The Saudis have to stop their intervention in Yemen, the U.S. has to stop providing the Saudis with weapons and the U.S. has to stop interfering inside Yemen and instead be protecting us from attacks here in the United States. That is a way to de-escalate and to stop more and more Yemenis from joining groups like al-Qaeda.

SHARMINI PERIES: All right, and Medea, finally, just tell us the cost of human suffering in this war that’s going on, the number of people displaced, the number of civilians that are getting killed.

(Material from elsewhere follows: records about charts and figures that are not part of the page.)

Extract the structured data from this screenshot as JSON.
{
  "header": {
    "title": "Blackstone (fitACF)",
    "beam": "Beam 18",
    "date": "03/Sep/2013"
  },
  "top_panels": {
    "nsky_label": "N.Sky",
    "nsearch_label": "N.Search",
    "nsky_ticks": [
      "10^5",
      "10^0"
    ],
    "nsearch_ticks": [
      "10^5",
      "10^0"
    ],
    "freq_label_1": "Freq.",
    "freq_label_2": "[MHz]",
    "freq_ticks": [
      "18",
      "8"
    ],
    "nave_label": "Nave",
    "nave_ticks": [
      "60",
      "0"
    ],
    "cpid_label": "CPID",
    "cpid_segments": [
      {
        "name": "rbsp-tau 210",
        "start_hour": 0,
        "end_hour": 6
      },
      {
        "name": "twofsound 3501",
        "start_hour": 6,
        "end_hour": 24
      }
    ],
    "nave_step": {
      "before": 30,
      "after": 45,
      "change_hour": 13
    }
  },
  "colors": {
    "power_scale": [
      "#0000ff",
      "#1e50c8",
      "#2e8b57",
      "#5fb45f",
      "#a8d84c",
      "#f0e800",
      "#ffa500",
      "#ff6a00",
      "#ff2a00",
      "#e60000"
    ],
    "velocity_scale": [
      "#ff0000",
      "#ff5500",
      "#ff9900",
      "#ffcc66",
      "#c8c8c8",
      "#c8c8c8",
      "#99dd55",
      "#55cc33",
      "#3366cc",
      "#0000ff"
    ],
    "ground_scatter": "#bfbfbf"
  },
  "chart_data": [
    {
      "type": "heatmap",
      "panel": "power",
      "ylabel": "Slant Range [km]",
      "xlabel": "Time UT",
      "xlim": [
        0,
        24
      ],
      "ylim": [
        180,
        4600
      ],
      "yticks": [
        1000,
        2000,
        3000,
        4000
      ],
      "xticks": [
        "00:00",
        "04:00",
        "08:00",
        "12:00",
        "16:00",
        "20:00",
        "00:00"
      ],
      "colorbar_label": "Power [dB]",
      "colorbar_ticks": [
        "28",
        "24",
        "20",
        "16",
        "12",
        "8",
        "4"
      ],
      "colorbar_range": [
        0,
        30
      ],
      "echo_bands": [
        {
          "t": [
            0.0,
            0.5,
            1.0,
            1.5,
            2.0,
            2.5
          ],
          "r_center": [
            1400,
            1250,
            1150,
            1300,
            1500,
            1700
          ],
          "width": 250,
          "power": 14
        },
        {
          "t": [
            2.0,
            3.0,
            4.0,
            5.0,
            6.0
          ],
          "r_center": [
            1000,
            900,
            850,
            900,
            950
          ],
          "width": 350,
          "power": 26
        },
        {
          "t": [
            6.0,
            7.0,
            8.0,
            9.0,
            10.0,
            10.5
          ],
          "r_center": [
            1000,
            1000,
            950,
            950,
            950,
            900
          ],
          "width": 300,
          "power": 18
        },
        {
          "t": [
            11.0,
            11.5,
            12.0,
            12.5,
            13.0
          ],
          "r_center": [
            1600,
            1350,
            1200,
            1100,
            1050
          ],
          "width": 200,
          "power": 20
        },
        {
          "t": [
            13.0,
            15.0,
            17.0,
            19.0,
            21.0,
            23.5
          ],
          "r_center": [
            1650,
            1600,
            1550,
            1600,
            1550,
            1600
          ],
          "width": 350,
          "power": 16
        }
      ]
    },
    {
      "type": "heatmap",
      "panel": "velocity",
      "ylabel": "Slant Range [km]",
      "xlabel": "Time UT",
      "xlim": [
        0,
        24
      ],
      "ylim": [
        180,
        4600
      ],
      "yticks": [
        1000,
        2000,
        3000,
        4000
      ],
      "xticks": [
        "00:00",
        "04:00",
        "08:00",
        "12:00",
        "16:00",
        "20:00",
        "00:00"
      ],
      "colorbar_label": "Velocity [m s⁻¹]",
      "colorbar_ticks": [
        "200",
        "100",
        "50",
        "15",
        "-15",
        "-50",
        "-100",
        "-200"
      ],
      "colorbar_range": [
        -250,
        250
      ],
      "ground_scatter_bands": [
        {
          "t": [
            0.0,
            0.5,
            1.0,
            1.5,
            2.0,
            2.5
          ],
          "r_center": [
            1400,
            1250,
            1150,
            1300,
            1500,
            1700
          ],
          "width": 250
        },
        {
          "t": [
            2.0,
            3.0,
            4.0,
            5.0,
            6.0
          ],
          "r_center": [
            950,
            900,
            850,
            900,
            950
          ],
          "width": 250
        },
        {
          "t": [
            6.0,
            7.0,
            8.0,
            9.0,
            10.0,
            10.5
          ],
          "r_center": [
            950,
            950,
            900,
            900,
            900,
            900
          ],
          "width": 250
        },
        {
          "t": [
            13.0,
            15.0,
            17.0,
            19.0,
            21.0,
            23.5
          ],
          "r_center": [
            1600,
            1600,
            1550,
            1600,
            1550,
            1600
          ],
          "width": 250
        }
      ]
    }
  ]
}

This isn’t light, it’s been going on for several years now.

MEDEA BENJAMIN: Well, it’s absolutely catastrophic, with thousands of civilians being killed, and even more importantly is to recognize that the bombing of things like the sewage facility, the water facility, the ports, have meant that there is not enough food coming in, that there is dirty water, and this has caused outbreaks of cholera, it’s caused dysentery and it means that there is a catastrophic, acute malnutrition among the young Yemenis, so that every 10 minutes there is a Yemeni baby that is dying. A totally disastrous situation that is unfortunately at the doorsteps, not only of the Saudis, but the of the United States.

SHARMINI PERIES: And looking ahead, what, in your opinion, could be done to resolve this situation?

MEDEA BENJAMIN: Unfortunately, I think Donald Trump and his administration are going to continue this close reliance with the Saudis. Certainly, the Secretary of State Tillerson has a long-term relationship with the oil industry, the Saudi royal family is actually quite happy with Donald Trump, thinks that he will be supporting them in their ongoing struggles against Iran, including trying to tear up the Iran nuclear deal. So I think we can expect the worst and have to do a lot of work to organize to try to stop this disastrous support for the Saudi regime.

SHARMINI PERIES: All right, Medea, I thank you so much and keep up the good work at Code Pink.

MEDEA BENJAMIN: Thank you.

SHARMINI PERIES: And thank you for joining us on The Real News Network.